According to a proposal seen by The Tribune the initiative will foster collaboration between not only government and private agencies, but will structure relationships between financial institutions, insurance companies and resorts, resulting in incentives for present and new taxi-drivers.

The $3.5 bilion resort is on track to open its doors to guests at the end of March.

Officials said their initiative will end the moratorium by allowing the incorporation of 200-250 new licences in the industry. The group believes that these new licences will push a new franchise approach with in the industry. The new system will also have a number of positive features for drivers, including improved rest and recreational facilities at major hotels and resorts in the country.

“With the opening of the Baha Mar resort, in excess of 400,000 more visitors are expected to visit New Providence each year, signalling a new day in The Bahamas’ tourism sector,” executives said. “The new Downtown development project in conjunction with the purchase of the British Colonial Hilton is another project that should generate economic activity that the taxi franchise holders can benefit from.”

They added that the experience visitors to The Bahamas receives begins and ends with service personnel like taxi drivers. “There is an opportunity to improve the visitor’s experience,” they said. “We see the modernisation taking place incrementally.

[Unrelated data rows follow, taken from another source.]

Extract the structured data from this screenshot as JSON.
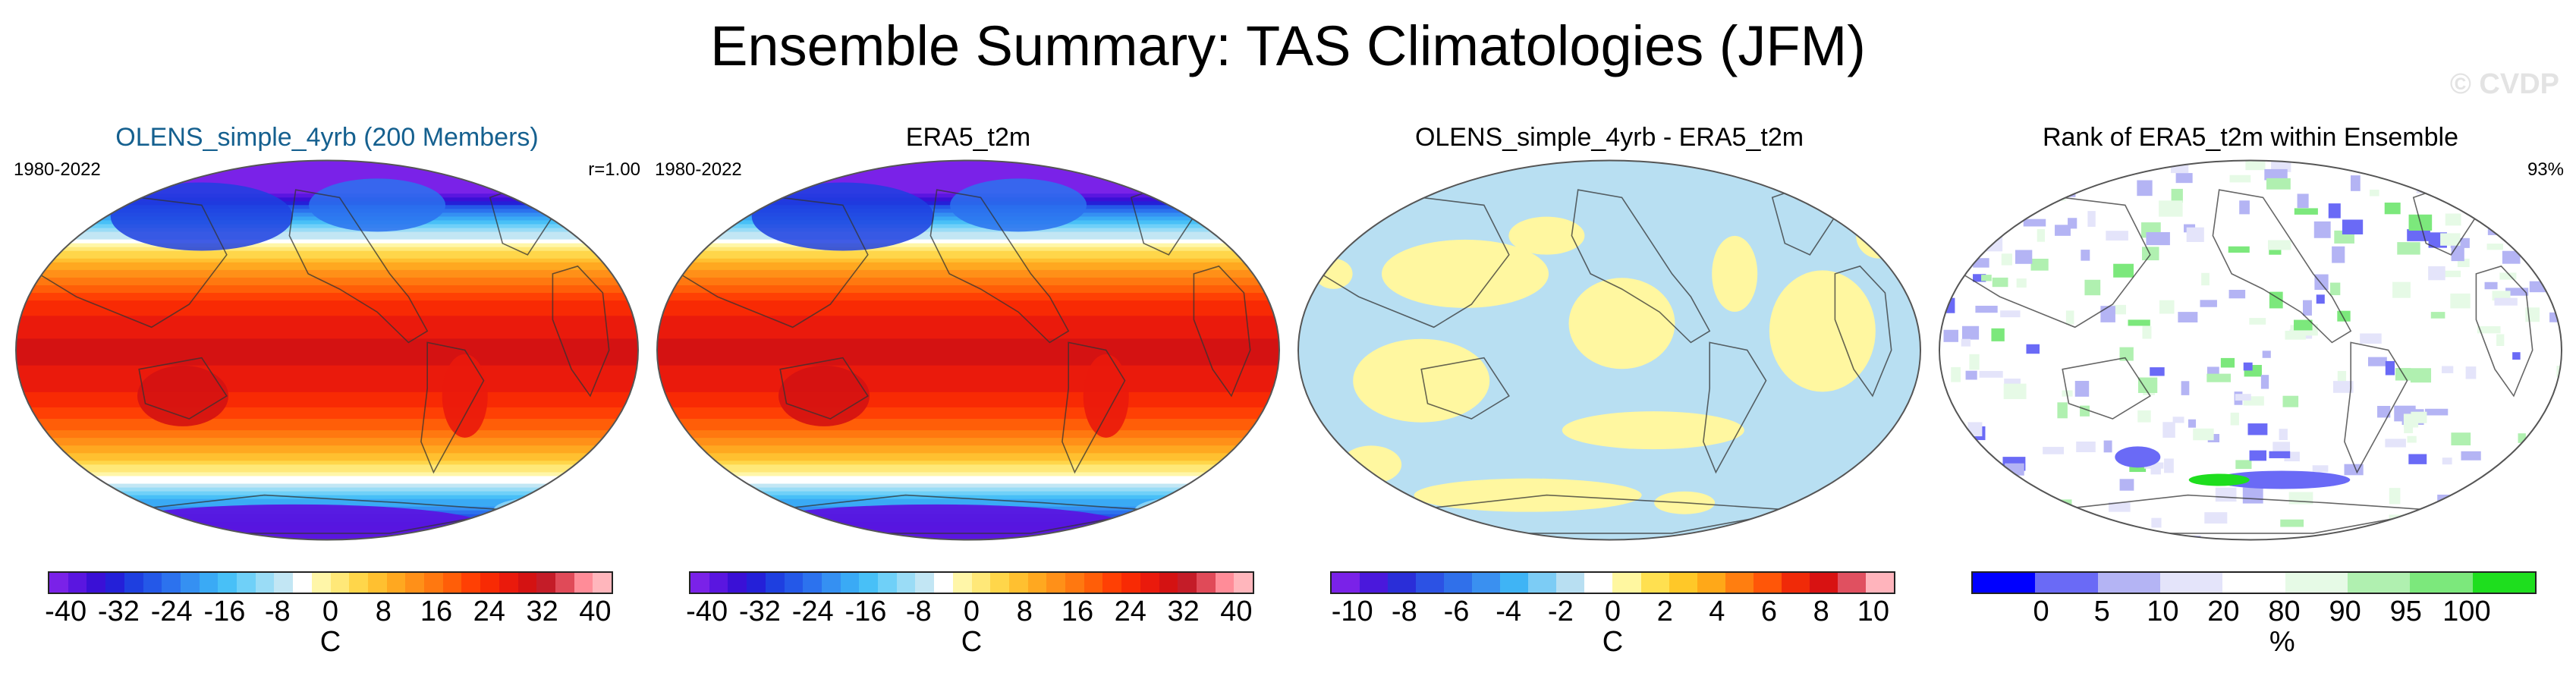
{
  "title": "Ensemble Summary: TAS Climatologies (JFM)",
  "watermark": "© CVDP",
  "panels": [
    {
      "title": "OLENS_simple_4yrb (200 Members)",
      "left": "1980-2022",
      "right": "r=1.00",
      "unit": "C",
      "ticks": [
        "-40",
        "-32",
        "-24",
        "-16",
        "-8",
        "0",
        "8",
        "16",
        "24",
        "32",
        "40"
      ]
    },
    {
      "title": "ERA5_t2m",
      "left": "1980-2022",
      "right": "",
      "unit": "C",
      "ticks": [
        "-40",
        "-32",
        "-24",
        "-16",
        "-8",
        "0",
        "8",
        "16",
        "24",
        "32",
        "40"
      ]
    },
    {
      "title": "OLENS_simple_4yrb - ERA5_t2m",
      "left": "",
      "right": "",
      "unit": "C",
      "ticks": [
        "-10",
        "-8",
        "-6",
        "-4",
        "-2",
        "0",
        "2",
        "4",
        "6",
        "8",
        "10"
      ]
    },
    {
      "title": "Rank of ERA5_t2m within Ensemble",
      "left": "",
      "right": "93%",
      "unit": "%",
      "ticks": [
        "0",
        "5",
        "10",
        "20",
        "80",
        "90",
        "95",
        "100"
      ]
    }
  ],
  "chart_data": [
    {
      "type": "heatmap",
      "title": "OLENS_simple_4yrb (200 Members)",
      "period": "1980-2022",
      "pattern_correlation": 1.0,
      "colorbar": {
        "label": "C",
        "min": -40,
        "max": 40,
        "step": 4,
        "ticks": [
          -40,
          -32,
          -24,
          -16,
          -8,
          0,
          8,
          16,
          24,
          32,
          40
        ]
      },
      "colors": [
        "#7a22e8",
        "#5a16e0",
        "#3a10d6",
        "#2420d8",
        "#1e3fe0",
        "#2458e8",
        "#2c72ee",
        "#3590f2",
        "#3aaaf5",
        "#48c0f7",
        "#6fd0f8",
        "#9adcf6",
        "#c2e6f4",
        "#ffffff",
        "#fff6a8",
        "#ffe878",
        "#ffd64a",
        "#ffc030",
        "#ffa820",
        "#ff9018",
        "#ff7810",
        "#ff5e08",
        "#ff4004",
        "#f82a04",
        "#ea1a0c",
        "#d41212",
        "#c41c28",
        "#e04a58",
        "#ff8c98",
        "#ffb6bc"
      ]
    },
    {
      "type": "heatmap",
      "title": "ERA5_t2m",
      "period": "1980-2022",
      "colorbar": {
        "label": "C",
        "min": -40,
        "max": 40,
        "step": 4,
        "ticks": [
          -40,
          -32,
          -24,
          -16,
          -8,
          0,
          8,
          16,
          24,
          32,
          40
        ]
      },
      "colors": [
        "#7a22e8",
        "#5a16e0",
        "#3a10d6",
        "#2420d8",
        "#1e3fe0",
        "#2458e8",
        "#2c72ee",
        "#3590f2",
        "#3aaaf5",
        "#48c0f7",
        "#6fd0f8",
        "#9adcf6",
        "#c2e6f4",
        "#ffffff",
        "#fff6a8",
        "#ffe878",
        "#ffd64a",
        "#ffc030",
        "#ffa820",
        "#ff9018",
        "#ff7810",
        "#ff5e08",
        "#ff4004",
        "#f82a04",
        "#ea1a0c",
        "#d41212",
        "#c41c28",
        "#e04a58",
        "#ff8c98",
        "#ffb6bc"
      ]
    },
    {
      "type": "heatmap",
      "title": "OLENS_simple_4yrb - ERA5_t2m",
      "colorbar": {
        "label": "C",
        "min": -10,
        "max": 10,
        "step": 1,
        "ticks": [
          -10,
          -8,
          -6,
          -4,
          -2,
          0,
          2,
          4,
          6,
          8,
          10
        ]
      },
      "colors": [
        "#7a22e8",
        "#4a18dc",
        "#2a2ed8",
        "#2c52e4",
        "#3070ea",
        "#3a90f0",
        "#3fb4f5",
        "#7cccf5",
        "#b8dff2",
        "#ffffff",
        "#fff7a0",
        "#ffe050",
        "#ffc828",
        "#ffa818",
        "#ff7e10",
        "#ff5608",
        "#f02a08",
        "#d81212",
        "#e05060",
        "#ffb4bc"
      ],
      "values_shown": "differences mostly between -1 and 1 (pale blue and pale yellow)"
    },
    {
      "type": "heatmap",
      "title": "Rank of ERA5_t2m within Ensemble",
      "percent_within_range": 93,
      "colorbar": {
        "label": "%",
        "bounds": [
          0,
          5,
          10,
          20,
          80,
          90,
          95,
          100
        ],
        "ticks": [
          0,
          5,
          10,
          20,
          80,
          90,
          95,
          100
        ]
      },
      "colors": [
        "#0000ff",
        "#6a6af6",
        "#b4b4f4",
        "#e4e4fa",
        "#ffffff",
        "#e6fae6",
        "#b0f0b0",
        "#7ce87c",
        "#1ede1e"
      ]
    }
  ]
}
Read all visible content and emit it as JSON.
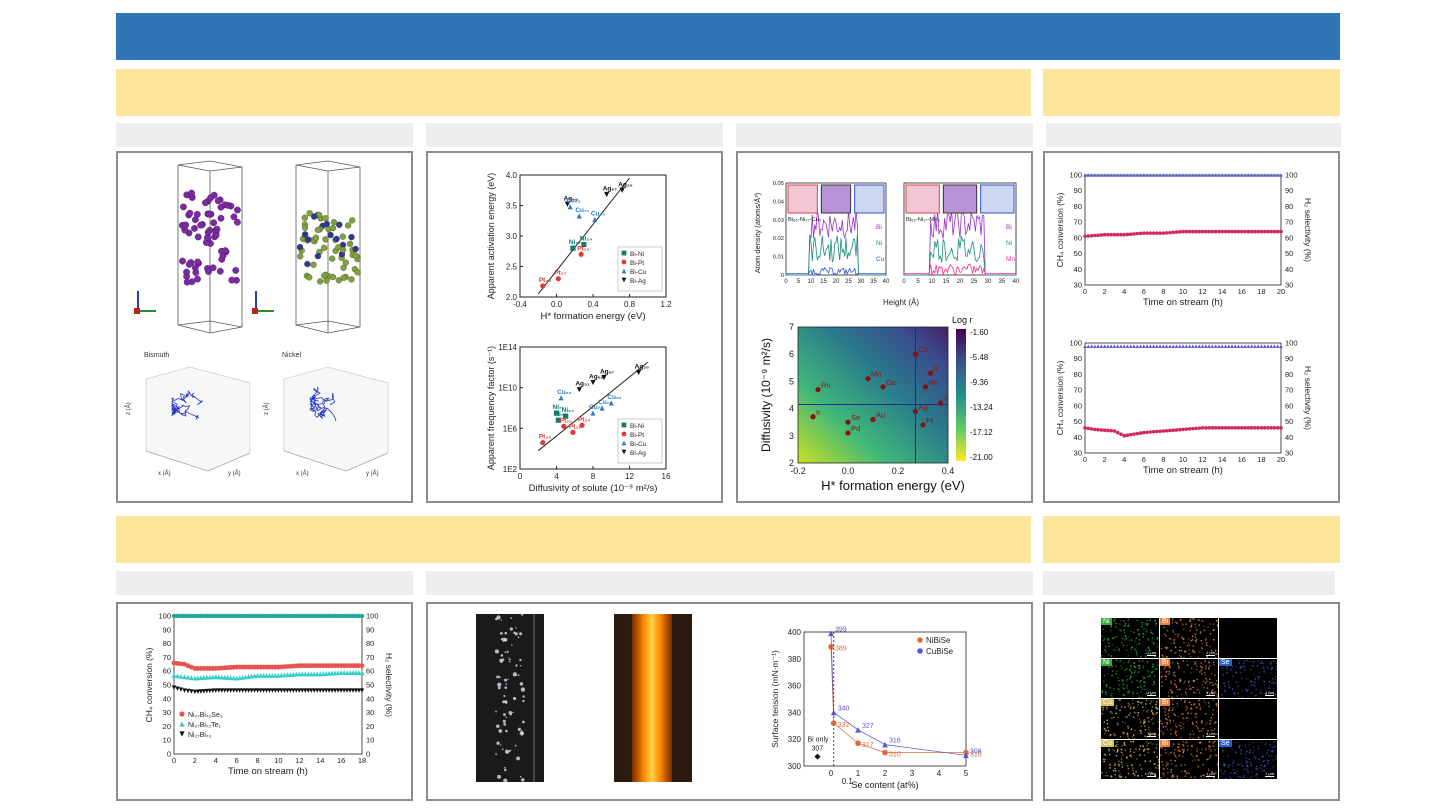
{
  "slide": {
    "title": "",
    "accent": "#2f75b5",
    "section_color": "#fde699"
  },
  "simulation": {
    "label_left": "Bismuth",
    "label_right": "Nickel",
    "axis_x": "x (Å)",
    "axis_y": "y (Å)",
    "axis_z": "z (Å)"
  },
  "chart_data": [
    {
      "type": "scatter",
      "title": "",
      "xlabel": "H* formation energy (eV)",
      "ylabel": "Apparent activation energy (eV)",
      "xlim": [
        -0.4,
        1.2
      ],
      "ylim": [
        2.0,
        4.0
      ],
      "xticks": [
        "-0.4",
        "0.0",
        "0.4",
        "0.8",
        "1.2"
      ],
      "yticks": [
        "2.0",
        "2.5",
        "3.0",
        "3.5",
        "4.0"
      ],
      "legend": [
        "Bi-Ni",
        "Bi-Pt",
        "Bi-Cu",
        "Bi-Ag"
      ],
      "points": [
        {
          "label": "Ag₆₉",
          "series": "Bi-Ag",
          "x": 0.12,
          "y": 3.52
        },
        {
          "label": "Ag₆₇",
          "series": "Bi-Ag",
          "x": 0.55,
          "y": 3.68
        },
        {
          "label": "Ag₂₆",
          "series": "Bi-Ag",
          "x": 0.72,
          "y": 3.75
        },
        {
          "label": "Cu₆₂",
          "series": "Bi-Cu",
          "x": 0.15,
          "y": 3.48
        },
        {
          "label": "Cu₇₁",
          "series": "Bi-Cu",
          "x": 0.25,
          "y": 3.33
        },
        {
          "label": "Cu₂₀",
          "series": "Bi-Cu",
          "x": 0.42,
          "y": 3.27
        },
        {
          "label": "Ni₇₇",
          "series": "Bi-Ni",
          "x": 0.18,
          "y": 2.8
        },
        {
          "label": "Ni₂₄",
          "series": "Bi-Ni",
          "x": 0.3,
          "y": 2.86
        },
        {
          "label": "Pt₂₉",
          "series": "Bi-Pt",
          "x": 0.27,
          "y": 2.7
        },
        {
          "label": "Pt₂₇",
          "series": "Bi-Pt",
          "x": 0.02,
          "y": 2.3
        },
        {
          "label": "Pt₃₅",
          "series": "Bi-Pt",
          "x": -0.15,
          "y": 2.18
        }
      ]
    },
    {
      "type": "scatter",
      "title": "",
      "xlabel": "Diffusivity of solute (10⁻⁹ m²/s)",
      "ylabel": "Apparent frequency factor (s⁻¹)",
      "xlim": [
        0,
        16
      ],
      "ylim": [
        2,
        14
      ],
      "xticks": [
        "0",
        "4",
        "8",
        "12",
        "16"
      ],
      "yticks": [
        "1E2",
        "1E6",
        "1E10",
        "1E14"
      ],
      "legend": [
        "Bi-Ni",
        "Bi-Pt",
        "Bi-Cu",
        "Bi-Ag"
      ],
      "points": [
        {
          "label": "Ag₂₆",
          "series": "Bi-Ag",
          "x": 13.0,
          "y": 11.5
        },
        {
          "label": "Ag₆₇",
          "series": "Bi-Ag",
          "x": 9.2,
          "y": 11.0
        },
        {
          "label": "Ag₆₉",
          "series": "Bi-Ag",
          "x": 8.0,
          "y": 10.5
        },
        {
          "label": "Ag₃₁",
          "series": "Bi-Ag",
          "x": 6.5,
          "y": 9.8
        },
        {
          "label": "Cu₆₂",
          "series": "Bi-Cu",
          "x": 4.5,
          "y": 9.0
        },
        {
          "label": "Cu₂₀",
          "series": "Bi-Cu",
          "x": 10.0,
          "y": 8.5
        },
        {
          "label": "Cu₇₁",
          "series": "Bi-Cu",
          "x": 9.0,
          "y": 8.0
        },
        {
          "label": "Cu₇₇",
          "series": "Bi-Cu",
          "x": 8.0,
          "y": 7.5
        },
        {
          "label": "Ni₇₁",
          "series": "Bi-Ni",
          "x": 4.0,
          "y": 7.5
        },
        {
          "label": "Ni₂₄",
          "series": "Bi-Ni",
          "x": 5.0,
          "y": 7.2
        },
        {
          "label": "Ni₇₇",
          "series": "Bi-Ni",
          "x": 4.2,
          "y": 6.8
        },
        {
          "label": "Pt₂₉",
          "series": "Bi-Pt",
          "x": 4.8,
          "y": 6.2
        },
        {
          "label": "Pt₂₄",
          "series": "Bi-Pt",
          "x": 6.8,
          "y": 6.3
        },
        {
          "label": "Pt₂₁",
          "series": "Bi-Pt",
          "x": 5.8,
          "y": 5.6
        },
        {
          "label": "Pt₃₅",
          "series": "Bi-Pt",
          "x": 2.5,
          "y": 4.6
        }
      ]
    },
    {
      "type": "line",
      "title": "",
      "xlabel": "Height (Å)",
      "ylabel": "Atom density (atoms/Å³)",
      "ylim": [
        0,
        0.05
      ],
      "xticks": [
        "0",
        "5",
        "10",
        "15",
        "20",
        "25",
        "30",
        "35",
        "40"
      ],
      "yticks": [
        "0",
        "0.01",
        "0.02",
        "0.03",
        "0.04",
        "0.05"
      ],
      "panels": [
        {
          "label": "Bi₆₆-Ni₂₇-Cu₅",
          "series": [
            "Bi",
            "Ni",
            "Cu"
          ]
        },
        {
          "label": "Bi₆₆-Ni₂₇-Mn₅",
          "series": [
            "Bi",
            "Ni",
            "Mn"
          ]
        }
      ]
    },
    {
      "type": "heatmap",
      "title": "",
      "xlabel": "H* formation energy (eV)",
      "ylabel": "Diffusivity (10⁻⁹ m²/s)",
      "xlim": [
        -0.2,
        0.4
      ],
      "ylim": [
        2,
        7
      ],
      "xticks": [
        "-0.2",
        "0.0",
        "0.2",
        "0.4"
      ],
      "yticks": [
        "2",
        "3",
        "4",
        "5",
        "6",
        "7"
      ],
      "colorbar_title": "Log r",
      "colorbar_ticks": [
        "-1.60",
        "-5.48",
        "-9.36",
        "-13.24",
        "-17.12",
        "-21.00"
      ],
      "points": [
        {
          "label": "Cu",
          "x": 0.27,
          "y": 6.0
        },
        {
          "label": "Ir",
          "x": 0.33,
          "y": 5.3
        },
        {
          "label": "Mn",
          "x": 0.08,
          "y": 5.1
        },
        {
          "label": "Os",
          "x": 0.14,
          "y": 4.8
        },
        {
          "label": "Rh",
          "x": 0.31,
          "y": 4.8
        },
        {
          "label": "Ru",
          "x": -0.12,
          "y": 4.7
        },
        {
          "label": "V",
          "x": 0.37,
          "y": 4.2
        },
        {
          "label": "Ir",
          "x": -0.14,
          "y": 3.7
        },
        {
          "label": "Se",
          "x": 0.0,
          "y": 3.5
        },
        {
          "label": "Au",
          "x": 0.1,
          "y": 3.6
        },
        {
          "label": "Ag",
          "x": 0.27,
          "y": 3.9
        },
        {
          "label": "Pt",
          "x": 0.3,
          "y": 3.4
        },
        {
          "label": "Pd",
          "x": 0.0,
          "y": 3.1
        }
      ]
    },
    {
      "type": "line",
      "title": "",
      "xlabel": "Time on stream (h)",
      "ylabel": "CH₄ conversion (%)",
      "y2label": "H₂ selectivity (%)",
      "xlim": [
        0,
        20
      ],
      "ylim": [
        30,
        100
      ],
      "xticks": [
        "0",
        "2",
        "4",
        "6",
        "8",
        "10",
        "12",
        "14",
        "16",
        "18",
        "20"
      ],
      "yticks": [
        "30",
        "40",
        "50",
        "60",
        "70",
        "80",
        "90",
        "100"
      ],
      "series": [
        {
          "name": "CH₄ conversion",
          "x": [
            0,
            2,
            4,
            6,
            8,
            10,
            12,
            14,
            16,
            18,
            20
          ],
          "values": [
            61,
            62,
            62,
            63,
            63,
            64,
            64,
            64,
            64,
            64,
            64
          ]
        },
        {
          "name": "H₂ selectivity",
          "x": [
            0,
            2,
            4,
            6,
            8,
            10,
            12,
            14,
            16,
            18,
            20
          ],
          "values": [
            100,
            100,
            100,
            100,
            100,
            100,
            100,
            100,
            100,
            100,
            100
          ]
        }
      ]
    },
    {
      "type": "line",
      "title": "",
      "xlabel": "Time on stream (h)",
      "ylabel": "CH₄ conversion (%)",
      "y2label": "H₂ selectivity (%)",
      "xlim": [
        0,
        20
      ],
      "ylim": [
        30,
        100
      ],
      "xticks": [
        "0",
        "2",
        "4",
        "6",
        "8",
        "10",
        "12",
        "14",
        "16",
        "18",
        "20"
      ],
      "yticks": [
        "30",
        "40",
        "50",
        "60",
        "70",
        "80",
        "90",
        "100"
      ],
      "series": [
        {
          "name": "CH₄ conversion",
          "x": [
            0,
            1,
            3,
            4,
            5,
            6,
            8,
            10,
            12,
            14,
            16,
            18,
            20
          ],
          "values": [
            46,
            45,
            44,
            41,
            42,
            43,
            44,
            45,
            46,
            46,
            46,
            46,
            46
          ]
        },
        {
          "name": "H₂ selectivity",
          "x": [
            0,
            2,
            4,
            6,
            8,
            10,
            12,
            14,
            16,
            18,
            20
          ],
          "values": [
            98,
            98,
            98,
            98,
            98,
            98,
            98,
            98,
            98,
            98,
            98
          ]
        }
      ]
    },
    {
      "type": "line",
      "title": "",
      "xlabel": "Time on stream (h)",
      "ylabel": "CH₄ conversion (%)",
      "y2label": "H₂ selectivity (%)",
      "xlim": [
        0,
        18
      ],
      "ylim": [
        0,
        100
      ],
      "xticks": [
        "0",
        "2",
        "4",
        "6",
        "8",
        "10",
        "12",
        "14",
        "16",
        "18"
      ],
      "yticks": [
        "0",
        "10",
        "20",
        "30",
        "40",
        "50",
        "60",
        "70",
        "80",
        "90",
        "100"
      ],
      "series": [
        {
          "name": "Ni₂₇Bi₇₀Se₃",
          "x": [
            0,
            1,
            2,
            4,
            6,
            8,
            10,
            12,
            14,
            16,
            18
          ],
          "values": [
            66,
            65,
            62,
            62,
            63,
            63,
            63,
            64,
            64,
            64,
            64
          ]
        },
        {
          "name": "Ni₂₇Bi₇₂Te₁",
          "x": [
            0,
            1,
            2,
            4,
            6,
            8,
            10,
            12,
            14,
            16,
            18
          ],
          "values": [
            57,
            56,
            55,
            56,
            55,
            57,
            57,
            58,
            58,
            59,
            59
          ]
        },
        {
          "name": "Ni₂₇Bi₇₃",
          "x": [
            0,
            1,
            2,
            4,
            6,
            8,
            10,
            12,
            14,
            16,
            18
          ],
          "values": [
            48,
            46,
            45,
            46,
            46,
            46,
            46,
            46,
            46,
            46,
            46
          ]
        },
        {
          "name": "H₂ selectivity",
          "x": [
            0,
            2,
            4,
            6,
            8,
            10,
            12,
            14,
            16,
            18
          ],
          "values": [
            100,
            100,
            100,
            100,
            100,
            100,
            100,
            100,
            100,
            100
          ]
        }
      ]
    },
    {
      "type": "scatter",
      "title": "",
      "xlabel": "Se content (at%)",
      "ylabel": "Surface tension (mN·m⁻¹)",
      "xlim": [
        -1,
        5
      ],
      "ylim": [
        300,
        400
      ],
      "xticks": [
        "0",
        "1",
        "2",
        "3",
        "4",
        "5"
      ],
      "yticks": [
        "300",
        "320",
        "340",
        "360",
        "380",
        "400"
      ],
      "legend": [
        "NiBiSe",
        "CuBiSe"
      ],
      "extra_labels": [
        "Bi only",
        "307",
        "0.1"
      ],
      "series": [
        {
          "name": "NiBiSe",
          "x": [
            0,
            0.1,
            1,
            2,
            5
          ],
          "values": [
            389,
            332,
            317,
            310,
            310
          ]
        },
        {
          "name": "CuBiSe",
          "x": [
            0,
            0.1,
            1,
            2,
            5
          ],
          "values": [
            399,
            340,
            327,
            316,
            308
          ]
        }
      ],
      "bi_only": 307
    }
  ],
  "maps": {
    "elements": [
      "Ni",
      "Bi",
      "Ni",
      "Bi",
      "Se",
      "Cu",
      "Bi",
      "Cu",
      "Bi",
      "Se"
    ],
    "scale": "1 μm"
  }
}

What would be good is to have some early adopters who work from the airport, Downtown, Prince George Dock and Cable Beach. It would really improve the tourism product in key areas. We do believe that franchise holders want to see a transformation of their industry and want to be a part of this movement to improve the tourism product.”

The proposal is to be put to the Road Traffic department for its consideration.

Comments

ohdrap4 9 years, 4 months ago

are they going to propose a final solution to jitney drivers and 3rd generation plate owners as well as well?

people do not understand the [sub]culture.

remember they carry tourists back and forth on the cable beach route.

GrassRoot 9 years, 4 months ago

Baha mar should have been asked to set up and pay for a train from airport to cable beach and Atlants for the extention from cable beach to down town. All cab drivers and jitney drivers would have gotten an option to accept a job in project. But what can you expect from Governments that are excellent in displaying their inability to develop any kind of vision for this beautiful country.

ohdrap4 9 years, 4 months ago

oh please they do not even want to pay for the road to facilitate their property!!!!

in a way, they deserve to have to deal with the crony franchise holders and bus drivers lol

GrassRoot 9 years, 4 months ago

yes, correct, these guys pay for nothing until they are told to. forced to. We always think if a Chinese or Canadian investor comes to the island it is like manna falling from heaving. No one has properly negotiated with this big conglomerates out of fear that they would not drop their pennies on our islands. The problem is the corruption and lack of vision on the political stage. No decision is made with the well being of future generations of Bahamians is ever made in Parliament House, Governors House or any where else, where the important people are.